Von besonderem Interesse sind daneben auch Fragen, die sich aus aktuellen Herausforderungen und Problemen ergeben. In Hinsicht auf den afrikanischen Kontinent sind hier vor allem die Frage nach den kulturellen Wurzeln heutiger Gesellschaften, die häufig direkt mit aktuellen Identitätsdiskursen verbunden ist, zu nennen, ferner die Frage nach dem Umgang und der Nutzung von Landschaft und Ressourcen im Wandel der Zeit und nicht zuletzt die Frage nach Unterstützung afrikanischer Partner im Bereich des Kulturgüterschutzes. Dass die Problematik von Raubgrabungen und illegalem Handel mit archäologischen Objekten auch Afrika in erschreckendem Maß betrifft, wurde etwa auf der internationalen Tagung „Kulturgut in Gefahr.
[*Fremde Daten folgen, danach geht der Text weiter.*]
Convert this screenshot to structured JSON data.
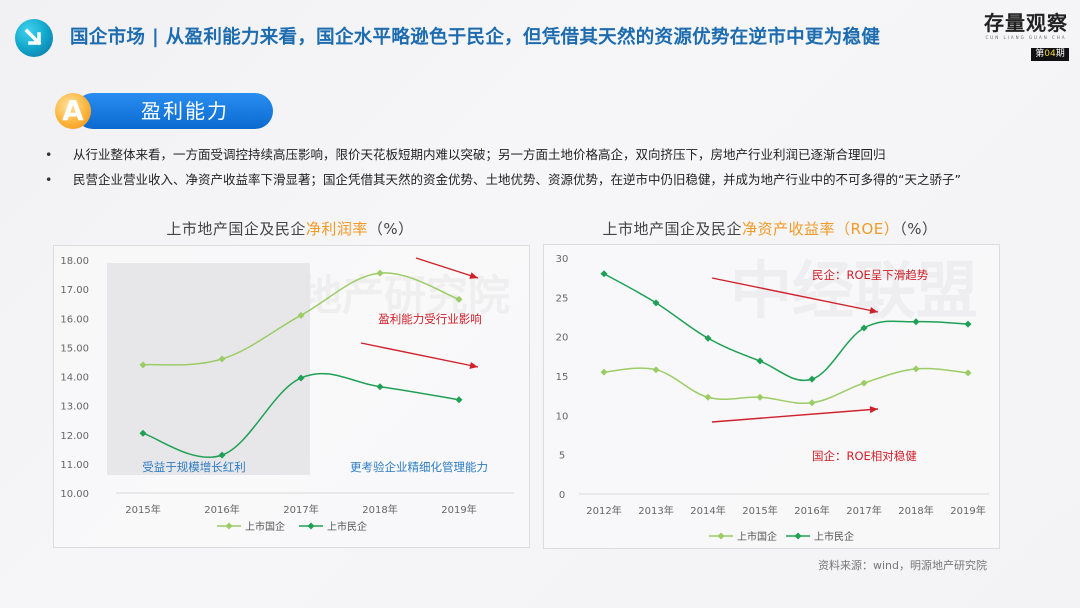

Raubgrabungen und illegaler Handel" deutlich, die vom DAI gemeinsam mit der Stiftung Preußischer Kulturbesitz und dem Deutschen Verband für Archäologie am 11. und 12. Dezember 2014 im Auswärtigen Amt veranstaltet wurde. Die Dringlichkeit der Erfassung archäologischer Stätten und Kulturgüter sowie der Errichtung digitaler Verzeichnisse war auch einer der wichtigen Punkte während eines internationalen Workshops zum Kulturerhalt in Casablanca, an dem das DAI im Rahmen der Initiative „Africa-EU Partnership" zur Vorbereitung des EU-Afrika-Gipfels als Mitorganisator teilgenommen hatte. Dem an das DAI herangetragene Wunsch nach Unterstützung bei der gemeinsamem Entwicklung digitaler Denkmalregister sowie bei der Aus- und Fortbildung in der Anwendung moderner Prospektions- und Fernerkundungsmethoden wird vor allem durch die Projekte des Referats für Kulturgüterschutz und Site Management sowie des IT-Referats Rechnung getragen, deren Arbeit nicht nur die Entwicklung gemeinsamer Forschungsziele mit afrikanischen Partnern erleichtert, sondern in sich einen Dialogprozess von großer Bedeutung für die Entwicklung leistungsfähiger Wissenschaftsstandorte im Bereich des kulturellen Erbes und seiner Bedeutung für die Gegenwart bildet.

Die Broschüre "Archäologische Forschungen des DAI in Afrika 2018" informiert auf Deutsch und Englisch über alle aktuellen Projekte von Marokko und Tunesien über Ägypten, Sudan und Äthiopien bis nach Südafrika.